Murchison Announces Closing of $30,000 Flow-Through Private Placement
TSX VENTURE: MUR
Toronto, Ontario (FSCwire) - Murchison Minerals Ltd. (“Murchison” or the “Company”) (CSE: MUR) announces that it has closed the non-brokered flow-through private placement for gross proceeds of $30,000 as previously announced on December 8, 2015 (the “Offering”). The Company issued 3,000,000 flow-through common shares (the “FT Shares”) at a price of $0.01 per FT Share of the Company. The Company applied for and was granted relief from the Canadian Securities Exchange’s minimum pricing rule that requires that all private placement securities be issued at a minimum price of $0.05. The FT Shares will be subject to a four month hold period in accordance with applicable securities laws.

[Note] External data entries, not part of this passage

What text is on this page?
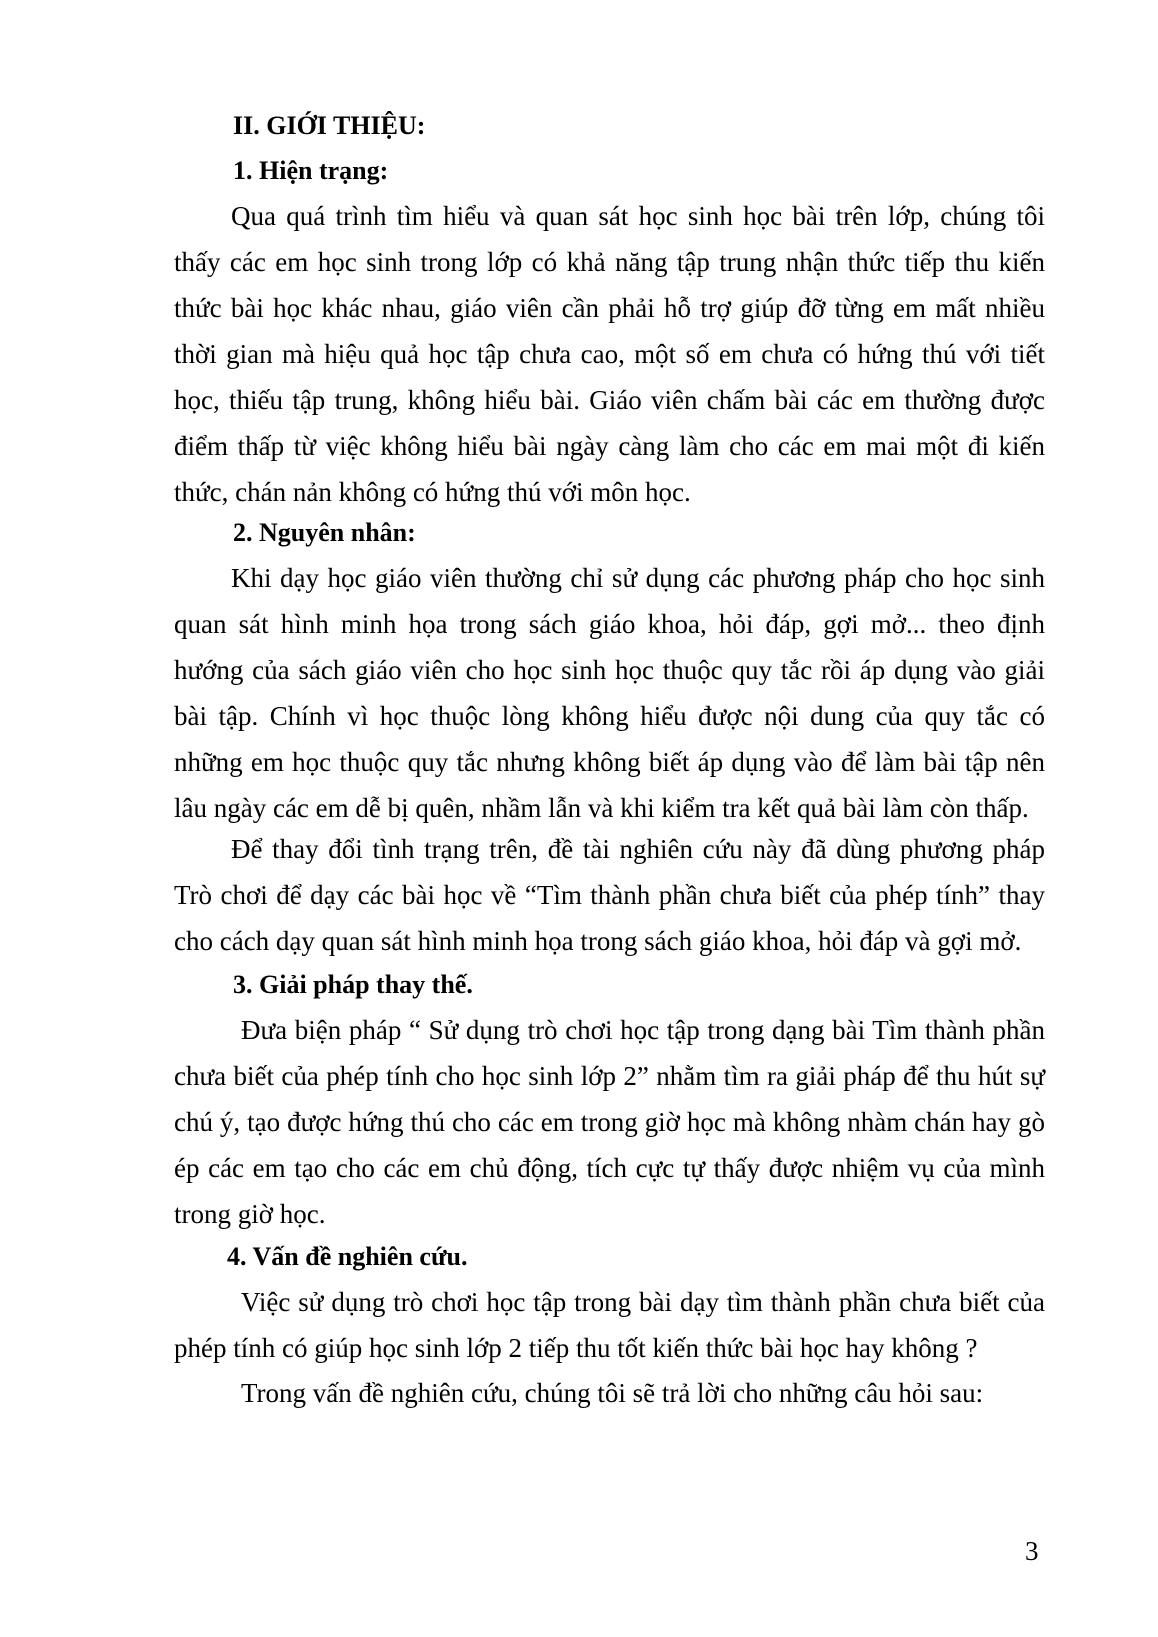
II. GIỚI THIỆU:
1. Hiện trạng:

Qua quá trình tìm hiểu và quan sát học sinh học bài trên lớp, chúng tôi thấy các em học sinh trong lớp có khả năng tập trung nhận thức tiếp thu kiến thức bài học khác nhau, giáo viên cần phải hỗ trợ giúp đỡ từng em mất nhiều thời gian mà hiệu quả học tập chưa cao, một số em chưa có hứng thú với tiết học, thiếu tập trung, không hiểu bài. Giáo viên chấm bài các em thường được điểm thấp từ việc không hiểu bài ngày càng làm cho các em mai một đi kiến thức, chán nản không có hứng thú với môn học.

2. Nguyên nhân:

Khi dạy học giáo viên thường chỉ sử dụng các phương pháp cho học sinh quan sát hình minh họa trong sách giáo khoa, hỏi đáp, gợi mở... theo định hướng của sách giáo viên cho học sinh học thuộc quy tắc rồi áp dụng vào giải bài tập. Chính vì học thuộc lòng không hiểu được nội dung của quy tắc có những em học thuộc quy tắc nhưng không biết áp dụng vào để làm bài tập nên lâu ngày các em dễ bị quên, nhầm lẫn và khi kiểm tra kết quả bài làm còn thấp.

Để thay đổi tình trạng trên, đề tài nghiên cứu này đã dùng phương pháp Trò chơi để dạy các bài học về “Tìm thành phần chưa biết của phép tính” thay cho cách dạy quan sát hình minh họa trong sách giáo khoa, hỏi đáp và gợi mở.

3. Giải pháp thay thế.

Đưa biện pháp “ Sử dụng trò chơi học tập trong dạng bài Tìm thành phần chưa biết của phép tính cho học sinh lớp 2” nhằm tìm ra giải pháp để thu hút sự chú ý, tạo được hứng thú cho các em trong giờ học mà không nhàm chán hay gò ép các em tạo cho các em chủ động, tích cực tự thấy được nhiệm vụ của mình trong giờ học.

4. Vấn đề nghiên cứu.

Việc sử dụng trò chơi học tập trong bài dạy tìm thành phần chưa biết của phép tính có giúp học sinh lớp 2 tiếp thu tốt kiến thức bài học hay không ?

Trong vấn đề nghiên cứu, chúng tôi sẽ trả lời cho những câu hỏi sau:

3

Members of the management team and certain directors of the Company subscribed for the entire $30,000.
In the event that the next financing is completed in conjunction with a consolidation of the Company’s common shares, the subscribers will receive compensation common shares (the “Compensation Shares”) if the number of common shares received from the funds invested under the above Offering is less than what the subscribers would receive from a similar amount of funds invested in the next round financing (on a post consolidated basis). The number of Compensation Shares to be issued is limited to 66,667.
The Company will use the net proceeds of the Offering for to fund the geophysical survey at the Brabant project in central Saskatchewan.
For further information, please contact:
Kent Pearson, President and Chief Executive Officer
Certain information set forth in this news release may contain forward-looking information that involves substantial known and unknown risks and uncertainties. This forward-looking information is subject to numerous risks and uncertainties, certain of which are beyond the control of the Company, including, but not limited to, the impact of general economic conditions, industry conditions, and dependence upon regulatory approvals. Readers are cautioned that the assumptions used in the preparation of such information, although considered reasonable at the time of preparation, may prove to be imprecise and, as such, undue reliance should not be placed on forward-looking information. The parties undertake no obligation to update forward-looking information except as otherwise may be required by applicable securities law.